In most cases in Tennessee offenders get out years before serving their full sentence, and many land right back behind bars.
A bill making its way through the Tennessee General Assembly would stiffen penalties for repeat domestic violence offenders, drug offenders, and home burglars.
In 2015, 71 percent of the inmates at the Carter County jail were back within a year of their release.
A previous News Channel 11 investigation revealed in 2014 some people in our area had been arrested over 100 times, a cycle that for some has spanned decades.
“There’s people in jail here that were here when I was deputy here in 1984, now they’ve been out and in several times since,” Carter County Sheriff Dexter Lunceford said.
“When you see people coming in over and over again like the repeat offenders on drug cases, aggravated burglaries, that they’re in and out of jail you know in 18, 19 months it’s very frustrating because we, other law enforcement, my prosecutors, and staff, we work hard to protect society and protect our community and if they’re just going through a revolving door it’s not really helping anyone,” 1st District Attorney General Tony Clark said.
This bill would require repeat drug traffickers and home burglars to serve 85 percent of their sentence before they are eligible to get out.

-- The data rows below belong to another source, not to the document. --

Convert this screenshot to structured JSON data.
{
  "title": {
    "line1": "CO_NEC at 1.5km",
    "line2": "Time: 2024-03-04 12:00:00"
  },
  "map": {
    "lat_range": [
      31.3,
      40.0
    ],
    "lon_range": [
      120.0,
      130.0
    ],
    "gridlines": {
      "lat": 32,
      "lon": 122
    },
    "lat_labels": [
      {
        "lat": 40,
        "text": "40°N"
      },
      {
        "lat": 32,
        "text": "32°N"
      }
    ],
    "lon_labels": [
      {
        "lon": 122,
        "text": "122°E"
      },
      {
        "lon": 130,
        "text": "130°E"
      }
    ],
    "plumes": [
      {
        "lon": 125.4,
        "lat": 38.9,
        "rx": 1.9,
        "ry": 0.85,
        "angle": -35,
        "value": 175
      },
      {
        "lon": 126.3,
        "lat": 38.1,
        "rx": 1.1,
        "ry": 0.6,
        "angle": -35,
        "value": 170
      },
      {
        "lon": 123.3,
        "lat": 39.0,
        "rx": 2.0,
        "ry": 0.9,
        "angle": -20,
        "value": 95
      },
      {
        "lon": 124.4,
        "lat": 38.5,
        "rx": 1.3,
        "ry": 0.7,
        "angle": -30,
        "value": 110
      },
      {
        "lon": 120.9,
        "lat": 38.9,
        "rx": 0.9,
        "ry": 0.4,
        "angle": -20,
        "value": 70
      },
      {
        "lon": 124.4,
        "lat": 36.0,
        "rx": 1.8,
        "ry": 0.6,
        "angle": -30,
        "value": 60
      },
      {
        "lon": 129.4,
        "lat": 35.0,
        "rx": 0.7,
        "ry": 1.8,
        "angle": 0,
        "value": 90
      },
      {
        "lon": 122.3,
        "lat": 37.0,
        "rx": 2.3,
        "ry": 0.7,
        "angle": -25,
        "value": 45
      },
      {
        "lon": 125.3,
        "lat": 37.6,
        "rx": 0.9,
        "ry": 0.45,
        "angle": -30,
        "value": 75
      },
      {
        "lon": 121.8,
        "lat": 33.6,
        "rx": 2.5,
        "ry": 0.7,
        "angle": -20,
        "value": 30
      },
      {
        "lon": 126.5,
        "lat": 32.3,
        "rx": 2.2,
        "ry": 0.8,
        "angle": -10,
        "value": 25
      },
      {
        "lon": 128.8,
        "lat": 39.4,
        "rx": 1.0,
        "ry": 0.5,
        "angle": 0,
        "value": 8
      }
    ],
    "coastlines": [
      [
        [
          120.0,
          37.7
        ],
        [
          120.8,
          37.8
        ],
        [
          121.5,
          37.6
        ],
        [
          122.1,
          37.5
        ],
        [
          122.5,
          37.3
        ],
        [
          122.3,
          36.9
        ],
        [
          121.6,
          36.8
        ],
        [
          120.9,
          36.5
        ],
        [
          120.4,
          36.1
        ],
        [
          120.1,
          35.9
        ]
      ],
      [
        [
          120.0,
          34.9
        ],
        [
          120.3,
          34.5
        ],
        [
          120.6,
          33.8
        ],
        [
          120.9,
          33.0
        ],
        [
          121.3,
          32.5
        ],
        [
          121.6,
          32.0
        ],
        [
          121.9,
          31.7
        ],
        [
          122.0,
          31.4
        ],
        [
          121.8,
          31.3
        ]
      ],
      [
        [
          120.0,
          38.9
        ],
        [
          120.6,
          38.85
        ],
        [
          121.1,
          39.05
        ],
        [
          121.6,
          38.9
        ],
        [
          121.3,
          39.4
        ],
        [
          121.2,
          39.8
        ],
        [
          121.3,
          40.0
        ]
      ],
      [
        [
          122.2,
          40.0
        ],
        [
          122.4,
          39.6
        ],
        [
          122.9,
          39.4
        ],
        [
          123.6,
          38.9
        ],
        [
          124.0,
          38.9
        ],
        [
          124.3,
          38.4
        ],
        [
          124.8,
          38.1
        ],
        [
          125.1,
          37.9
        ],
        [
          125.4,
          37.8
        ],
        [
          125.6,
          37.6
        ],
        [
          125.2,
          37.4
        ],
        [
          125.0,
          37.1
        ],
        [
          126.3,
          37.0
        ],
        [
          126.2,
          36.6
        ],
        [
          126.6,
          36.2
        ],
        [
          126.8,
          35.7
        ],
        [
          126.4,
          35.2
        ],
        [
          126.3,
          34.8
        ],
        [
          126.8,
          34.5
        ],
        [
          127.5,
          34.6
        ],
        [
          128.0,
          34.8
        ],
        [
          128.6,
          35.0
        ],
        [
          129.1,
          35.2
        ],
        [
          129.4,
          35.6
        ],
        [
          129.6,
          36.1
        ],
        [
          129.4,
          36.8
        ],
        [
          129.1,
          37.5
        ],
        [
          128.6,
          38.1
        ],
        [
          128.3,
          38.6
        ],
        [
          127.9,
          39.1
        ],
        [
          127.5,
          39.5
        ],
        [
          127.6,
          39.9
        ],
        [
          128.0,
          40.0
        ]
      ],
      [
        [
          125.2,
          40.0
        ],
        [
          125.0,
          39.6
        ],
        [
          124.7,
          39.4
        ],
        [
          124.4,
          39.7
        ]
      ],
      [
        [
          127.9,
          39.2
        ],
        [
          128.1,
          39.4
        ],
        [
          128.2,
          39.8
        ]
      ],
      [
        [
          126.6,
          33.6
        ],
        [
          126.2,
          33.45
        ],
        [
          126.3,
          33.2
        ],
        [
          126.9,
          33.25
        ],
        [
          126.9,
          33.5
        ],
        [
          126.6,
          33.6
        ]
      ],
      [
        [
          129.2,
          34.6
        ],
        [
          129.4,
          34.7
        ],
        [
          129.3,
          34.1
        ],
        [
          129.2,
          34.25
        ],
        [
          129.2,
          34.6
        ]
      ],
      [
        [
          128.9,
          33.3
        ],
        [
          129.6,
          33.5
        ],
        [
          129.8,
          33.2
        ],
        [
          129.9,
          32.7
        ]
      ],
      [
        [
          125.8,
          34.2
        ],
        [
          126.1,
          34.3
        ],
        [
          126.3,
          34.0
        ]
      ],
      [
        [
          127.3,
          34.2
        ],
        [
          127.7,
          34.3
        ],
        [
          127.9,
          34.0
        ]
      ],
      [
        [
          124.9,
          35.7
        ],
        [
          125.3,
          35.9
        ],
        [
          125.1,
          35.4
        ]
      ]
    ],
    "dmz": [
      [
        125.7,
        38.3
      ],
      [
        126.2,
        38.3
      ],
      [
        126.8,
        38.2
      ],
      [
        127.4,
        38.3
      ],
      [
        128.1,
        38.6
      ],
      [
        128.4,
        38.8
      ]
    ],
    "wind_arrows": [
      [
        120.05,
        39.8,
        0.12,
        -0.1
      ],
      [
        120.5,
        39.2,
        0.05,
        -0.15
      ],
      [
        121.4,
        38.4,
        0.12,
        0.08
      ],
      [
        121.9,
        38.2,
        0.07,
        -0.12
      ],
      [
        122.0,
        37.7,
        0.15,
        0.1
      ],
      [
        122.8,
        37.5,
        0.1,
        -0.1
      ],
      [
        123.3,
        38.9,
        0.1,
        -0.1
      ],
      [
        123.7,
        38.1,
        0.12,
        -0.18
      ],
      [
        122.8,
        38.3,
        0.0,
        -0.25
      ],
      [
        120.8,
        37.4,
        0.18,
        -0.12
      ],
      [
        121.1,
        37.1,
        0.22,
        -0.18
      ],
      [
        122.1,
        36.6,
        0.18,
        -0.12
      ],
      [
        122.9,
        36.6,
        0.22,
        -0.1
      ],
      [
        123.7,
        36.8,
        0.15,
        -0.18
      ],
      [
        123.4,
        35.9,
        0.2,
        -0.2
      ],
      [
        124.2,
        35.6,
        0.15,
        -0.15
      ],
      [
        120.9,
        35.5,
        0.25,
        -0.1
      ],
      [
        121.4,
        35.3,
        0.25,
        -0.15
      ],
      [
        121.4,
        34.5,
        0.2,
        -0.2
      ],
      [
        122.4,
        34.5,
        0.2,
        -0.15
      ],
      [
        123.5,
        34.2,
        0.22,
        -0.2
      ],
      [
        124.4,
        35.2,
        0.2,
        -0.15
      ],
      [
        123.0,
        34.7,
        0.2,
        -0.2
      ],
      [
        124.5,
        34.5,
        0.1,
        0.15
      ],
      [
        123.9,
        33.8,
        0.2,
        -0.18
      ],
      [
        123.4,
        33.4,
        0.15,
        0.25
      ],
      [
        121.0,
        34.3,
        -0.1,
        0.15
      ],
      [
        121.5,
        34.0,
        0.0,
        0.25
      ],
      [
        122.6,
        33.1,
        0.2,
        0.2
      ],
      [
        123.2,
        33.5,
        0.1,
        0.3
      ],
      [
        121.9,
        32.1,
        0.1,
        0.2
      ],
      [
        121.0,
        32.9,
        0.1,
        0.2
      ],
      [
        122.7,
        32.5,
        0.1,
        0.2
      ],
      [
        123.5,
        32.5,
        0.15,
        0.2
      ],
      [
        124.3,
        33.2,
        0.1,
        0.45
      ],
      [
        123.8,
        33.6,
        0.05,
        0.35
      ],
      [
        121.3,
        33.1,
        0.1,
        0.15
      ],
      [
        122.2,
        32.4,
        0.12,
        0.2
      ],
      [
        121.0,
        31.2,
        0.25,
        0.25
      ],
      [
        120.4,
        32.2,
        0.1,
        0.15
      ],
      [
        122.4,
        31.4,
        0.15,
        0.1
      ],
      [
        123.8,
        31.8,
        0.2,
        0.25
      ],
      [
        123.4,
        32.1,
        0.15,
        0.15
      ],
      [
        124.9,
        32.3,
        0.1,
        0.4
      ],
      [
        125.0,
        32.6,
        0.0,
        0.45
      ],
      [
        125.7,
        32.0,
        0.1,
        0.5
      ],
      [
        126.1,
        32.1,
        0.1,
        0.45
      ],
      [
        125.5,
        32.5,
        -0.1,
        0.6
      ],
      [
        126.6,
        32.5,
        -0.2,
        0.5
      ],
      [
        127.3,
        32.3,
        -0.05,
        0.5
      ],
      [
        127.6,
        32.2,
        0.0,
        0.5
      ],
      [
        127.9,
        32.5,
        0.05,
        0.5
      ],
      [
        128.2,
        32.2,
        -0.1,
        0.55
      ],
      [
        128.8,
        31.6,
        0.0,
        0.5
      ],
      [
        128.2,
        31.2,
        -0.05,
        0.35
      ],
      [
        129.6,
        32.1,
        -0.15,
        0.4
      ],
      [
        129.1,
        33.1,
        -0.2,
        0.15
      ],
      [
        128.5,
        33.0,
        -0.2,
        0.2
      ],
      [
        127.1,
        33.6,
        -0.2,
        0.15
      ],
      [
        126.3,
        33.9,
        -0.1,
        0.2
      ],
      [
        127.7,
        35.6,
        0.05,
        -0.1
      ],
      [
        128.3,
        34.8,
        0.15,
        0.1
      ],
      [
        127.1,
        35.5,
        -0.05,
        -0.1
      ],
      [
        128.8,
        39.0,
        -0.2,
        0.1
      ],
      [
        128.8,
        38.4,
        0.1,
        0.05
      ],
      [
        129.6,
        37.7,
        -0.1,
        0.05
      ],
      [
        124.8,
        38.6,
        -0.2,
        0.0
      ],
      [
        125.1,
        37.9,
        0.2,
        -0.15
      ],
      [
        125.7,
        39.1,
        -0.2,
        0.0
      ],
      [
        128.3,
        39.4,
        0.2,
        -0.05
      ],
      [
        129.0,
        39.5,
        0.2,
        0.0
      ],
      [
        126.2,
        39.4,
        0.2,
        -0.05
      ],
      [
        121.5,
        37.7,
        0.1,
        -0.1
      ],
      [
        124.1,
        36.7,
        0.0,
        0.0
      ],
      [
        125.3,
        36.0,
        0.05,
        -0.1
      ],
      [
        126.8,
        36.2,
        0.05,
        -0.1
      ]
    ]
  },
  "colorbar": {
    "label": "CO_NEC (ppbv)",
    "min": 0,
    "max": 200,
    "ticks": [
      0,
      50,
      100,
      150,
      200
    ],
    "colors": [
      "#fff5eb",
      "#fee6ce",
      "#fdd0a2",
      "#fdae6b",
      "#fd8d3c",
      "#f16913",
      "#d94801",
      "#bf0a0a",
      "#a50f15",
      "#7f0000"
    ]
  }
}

Right now these offenders typically serve only 30 percent of their sentence.
“Other than just not having enough people in my office, that’s the biggest complaint I would have against the system itself, it’s what we have, we have to use it but when the public sees that a person receives a 15 year sentence, they may only spend two and a half years in prison,” Clark said.
“Lock them up initially for longer periods of time, I think will cut down on recidivism because they’re not out committing more crimes,” Lunceford said.
This bill would also toughen penalties for domestic violence offenders.
“Right now under state law you can have ten convictions for domestic assault and in the current law, all ten are misdemeanors, this legislation would change that so third and subsequent domestic violence offenses become felonies,” Commissioner of the Tennessee Department of Safety and Homeland Security Bill Gibbons said.
This bill is one part of the Public Safety Act of 2016, Governor Bill Haslam’s 3-year plan to lower crime in Tennessee.